Address
- 3236 Atlanta Highway Dallas, Georgia, 30132 United States
- Coordinates: 33°54′33″N 84°47′18″W﻿ / ﻿33.90926°N 84.78825°W

District information
- Grades: Pre-kindergarten – 12
- Established: 1872
- Superintendent: Steve Barnette
- Accreditations: Southern Association of Colleges and Schools Georgia Accrediting Commission
- NCES District ID: 1304020

Students and staff
- Enrollment: 31,518 (2022–23)
- Faculty: 2,100.00 (FTE)
- Staff: 1,844.50 (FTE)
- Student–teacher ratio: 15.01

Other information
- Telephone: (770) 443-8000
- Fax: (770) 443-8089
- Website: paulding.k12.ga.us

= Paulding County School District =

School district in Georgia (U.S. state)

The Paulding County School District is a public school district in Paulding County, Georgia, United States, based in Dallas.

Its boundaries parallel that of the county. It serves the communities of Braswell, Dallas, and Hiram.

==Schools==
The Paulding County school district is composed of thirty-four schools as of 2024–25: twenty-one elementary schools, ten middle schools, and five high schools.

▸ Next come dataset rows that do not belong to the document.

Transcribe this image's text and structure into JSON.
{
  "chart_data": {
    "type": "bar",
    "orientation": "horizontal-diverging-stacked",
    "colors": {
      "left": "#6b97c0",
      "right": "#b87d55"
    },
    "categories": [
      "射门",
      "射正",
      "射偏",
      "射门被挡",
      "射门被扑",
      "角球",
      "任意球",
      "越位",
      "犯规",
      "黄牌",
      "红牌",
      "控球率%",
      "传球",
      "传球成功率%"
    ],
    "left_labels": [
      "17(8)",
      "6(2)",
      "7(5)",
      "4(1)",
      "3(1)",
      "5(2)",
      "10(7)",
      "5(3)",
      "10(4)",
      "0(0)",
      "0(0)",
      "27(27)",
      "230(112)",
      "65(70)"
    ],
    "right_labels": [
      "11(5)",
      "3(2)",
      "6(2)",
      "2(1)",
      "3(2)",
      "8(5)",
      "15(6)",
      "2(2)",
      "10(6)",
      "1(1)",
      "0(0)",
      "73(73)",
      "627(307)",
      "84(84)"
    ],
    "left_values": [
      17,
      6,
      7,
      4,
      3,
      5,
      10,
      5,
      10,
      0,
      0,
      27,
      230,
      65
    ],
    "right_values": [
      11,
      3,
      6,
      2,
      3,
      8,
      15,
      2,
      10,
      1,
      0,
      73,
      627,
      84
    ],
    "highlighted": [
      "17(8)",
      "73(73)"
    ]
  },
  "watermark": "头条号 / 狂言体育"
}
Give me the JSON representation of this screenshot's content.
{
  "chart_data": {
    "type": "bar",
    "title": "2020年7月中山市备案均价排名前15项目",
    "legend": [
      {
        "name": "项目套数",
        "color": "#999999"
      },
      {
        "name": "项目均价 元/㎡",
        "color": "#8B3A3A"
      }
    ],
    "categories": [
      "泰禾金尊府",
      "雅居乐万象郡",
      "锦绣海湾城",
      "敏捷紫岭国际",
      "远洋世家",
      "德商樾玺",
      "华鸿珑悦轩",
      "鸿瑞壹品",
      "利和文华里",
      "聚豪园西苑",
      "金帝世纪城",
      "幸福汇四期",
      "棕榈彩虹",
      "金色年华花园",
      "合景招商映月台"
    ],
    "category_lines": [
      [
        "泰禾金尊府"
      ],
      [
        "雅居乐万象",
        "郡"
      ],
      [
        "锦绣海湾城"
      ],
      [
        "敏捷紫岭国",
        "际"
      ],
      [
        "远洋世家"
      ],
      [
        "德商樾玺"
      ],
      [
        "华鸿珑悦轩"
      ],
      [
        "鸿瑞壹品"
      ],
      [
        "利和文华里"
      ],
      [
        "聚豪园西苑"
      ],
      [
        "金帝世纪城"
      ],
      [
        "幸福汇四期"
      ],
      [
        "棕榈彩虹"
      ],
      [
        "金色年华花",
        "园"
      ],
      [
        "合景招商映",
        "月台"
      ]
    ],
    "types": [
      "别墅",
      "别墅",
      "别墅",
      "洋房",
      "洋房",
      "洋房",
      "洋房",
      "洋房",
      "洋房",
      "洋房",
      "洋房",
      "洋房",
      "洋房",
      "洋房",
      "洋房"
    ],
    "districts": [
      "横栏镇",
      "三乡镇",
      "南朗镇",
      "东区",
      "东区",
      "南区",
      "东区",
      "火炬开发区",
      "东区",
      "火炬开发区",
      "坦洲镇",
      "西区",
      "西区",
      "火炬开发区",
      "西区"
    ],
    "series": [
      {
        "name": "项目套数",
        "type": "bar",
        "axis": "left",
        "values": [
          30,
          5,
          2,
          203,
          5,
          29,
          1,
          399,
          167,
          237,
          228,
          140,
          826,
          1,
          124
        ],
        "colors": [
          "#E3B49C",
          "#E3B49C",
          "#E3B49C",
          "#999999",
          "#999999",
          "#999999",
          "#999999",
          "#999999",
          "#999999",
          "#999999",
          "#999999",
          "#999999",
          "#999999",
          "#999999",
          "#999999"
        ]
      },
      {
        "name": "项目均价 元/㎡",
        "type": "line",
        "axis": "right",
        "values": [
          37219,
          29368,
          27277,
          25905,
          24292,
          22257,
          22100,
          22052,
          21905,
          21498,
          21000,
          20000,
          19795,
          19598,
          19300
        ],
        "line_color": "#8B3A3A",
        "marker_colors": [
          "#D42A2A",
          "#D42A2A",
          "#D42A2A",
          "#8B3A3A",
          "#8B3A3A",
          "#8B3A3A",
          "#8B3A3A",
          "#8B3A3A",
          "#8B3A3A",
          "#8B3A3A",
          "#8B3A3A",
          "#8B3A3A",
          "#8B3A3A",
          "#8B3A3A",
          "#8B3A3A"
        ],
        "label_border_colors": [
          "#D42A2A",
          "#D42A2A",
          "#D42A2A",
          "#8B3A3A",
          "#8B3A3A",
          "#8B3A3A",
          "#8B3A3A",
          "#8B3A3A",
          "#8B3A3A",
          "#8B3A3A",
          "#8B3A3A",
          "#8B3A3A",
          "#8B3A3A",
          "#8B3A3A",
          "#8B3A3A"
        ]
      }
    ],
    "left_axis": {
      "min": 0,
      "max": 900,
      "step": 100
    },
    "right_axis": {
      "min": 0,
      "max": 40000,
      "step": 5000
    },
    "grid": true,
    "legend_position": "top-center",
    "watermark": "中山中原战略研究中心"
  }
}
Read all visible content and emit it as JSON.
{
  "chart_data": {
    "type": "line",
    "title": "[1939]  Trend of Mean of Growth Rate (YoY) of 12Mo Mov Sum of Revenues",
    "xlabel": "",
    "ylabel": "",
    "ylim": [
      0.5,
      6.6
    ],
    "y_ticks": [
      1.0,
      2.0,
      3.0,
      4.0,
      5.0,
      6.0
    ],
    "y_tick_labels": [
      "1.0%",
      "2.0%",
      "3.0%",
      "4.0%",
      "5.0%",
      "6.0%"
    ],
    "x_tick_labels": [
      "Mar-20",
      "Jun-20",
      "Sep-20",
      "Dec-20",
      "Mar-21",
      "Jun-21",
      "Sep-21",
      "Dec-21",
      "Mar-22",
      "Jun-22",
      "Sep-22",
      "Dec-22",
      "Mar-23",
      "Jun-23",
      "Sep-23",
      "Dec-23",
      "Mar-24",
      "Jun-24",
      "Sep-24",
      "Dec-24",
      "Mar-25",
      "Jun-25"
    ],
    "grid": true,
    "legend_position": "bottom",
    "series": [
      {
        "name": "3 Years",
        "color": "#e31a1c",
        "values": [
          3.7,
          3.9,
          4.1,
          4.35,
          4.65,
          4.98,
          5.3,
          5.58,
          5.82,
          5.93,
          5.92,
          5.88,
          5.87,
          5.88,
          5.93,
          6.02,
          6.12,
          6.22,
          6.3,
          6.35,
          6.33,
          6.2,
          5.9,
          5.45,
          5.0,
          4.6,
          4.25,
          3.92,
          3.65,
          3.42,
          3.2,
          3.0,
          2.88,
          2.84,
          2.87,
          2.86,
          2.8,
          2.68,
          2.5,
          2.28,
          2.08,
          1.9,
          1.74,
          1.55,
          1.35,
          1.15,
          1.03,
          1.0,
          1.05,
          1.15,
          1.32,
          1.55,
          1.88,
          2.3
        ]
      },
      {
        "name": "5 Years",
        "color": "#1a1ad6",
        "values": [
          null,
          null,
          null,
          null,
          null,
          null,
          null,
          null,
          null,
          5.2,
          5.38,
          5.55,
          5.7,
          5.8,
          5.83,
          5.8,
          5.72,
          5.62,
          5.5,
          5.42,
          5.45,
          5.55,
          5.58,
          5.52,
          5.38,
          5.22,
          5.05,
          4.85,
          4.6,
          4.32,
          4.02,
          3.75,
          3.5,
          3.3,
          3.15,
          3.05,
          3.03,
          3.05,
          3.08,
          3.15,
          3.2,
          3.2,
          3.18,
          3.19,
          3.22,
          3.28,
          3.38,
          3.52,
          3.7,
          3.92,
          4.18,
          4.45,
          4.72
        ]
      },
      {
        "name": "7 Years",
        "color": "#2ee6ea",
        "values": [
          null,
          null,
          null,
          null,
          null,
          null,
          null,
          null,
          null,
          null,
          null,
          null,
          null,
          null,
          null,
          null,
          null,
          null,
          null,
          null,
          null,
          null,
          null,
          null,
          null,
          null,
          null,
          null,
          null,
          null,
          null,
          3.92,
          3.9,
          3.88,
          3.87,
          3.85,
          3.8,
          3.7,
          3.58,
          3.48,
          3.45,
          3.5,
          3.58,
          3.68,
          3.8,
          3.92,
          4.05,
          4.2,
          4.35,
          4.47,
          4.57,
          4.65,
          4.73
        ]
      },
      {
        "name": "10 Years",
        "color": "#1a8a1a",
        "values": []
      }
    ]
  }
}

After the 2011–12 school year, P.B. Ritch Elementary closed and a new middle school with the same name opened near Hiram the following year. In 2017, the school district re-opened the old P.B. Ritch Elementary School facility as the Dianne Wright Innovation Center. The Dianne Wright Innovation Center houses offices for Student Assessment, Professional Learning, School Nutrition, and the Cobb/Paulding Adult Education Center which is operated by the Cobb County School District.

===Elementary schools===
- Abney Elementary School
- Allgood Elementary School
- Baggett Elementary School
- Burnt Hickory Elementary School
- Dallas Elementary School
- Dugan Elementary School
- Hiram Elementary School
- Hutchens Elementary School
- McGarity Elementary School
- Nebo Elementary School
- New Georgia Elementary School
- Northside Elementary School
- Panter Elementary School
- Poole Elementary School
- Ragsdale Elementary School
- Roberts Elementary School
- Russom Elementary School
- Shelton Elementary School
- Union Elementary School

===Middle schools===
- Austin Middle School
- Dobbins Middle School
- East Paulding Middle School
- Herschel Jones Middle School
- Scoggins Middle School
- Moses Middle School
- South Paulding Middle School
- P.B. Ritch Middle School
- Sammy McClure Middle School
- Crossroads Middle School

===High schools===
- East Paulding High School
- Hiram High School
- Paulding County High School
- South Paulding High School
- North Paulding High School

==Parent involvement==
Every school in Paulding County has a Parent Teacher Association or a Parent Teacher Student Association. These associations allow teachers, students, and parents to hold conferences to discuss the means of ensuring that the student achieves his or her goals. PTA and PTSA meetings are held either before or after school.

== Face Masks ==
The Paulding County School District gained national news coverage after images surfaced showing hundreds of students not wearing face masks. The school district had strongly encouraged staff and students to wear a face mask but did not require it. A student at North Paulding High School took the now viral pictures, and was initially suspended. The suspension was later revoked. 3 staff and 6 students later tested positive.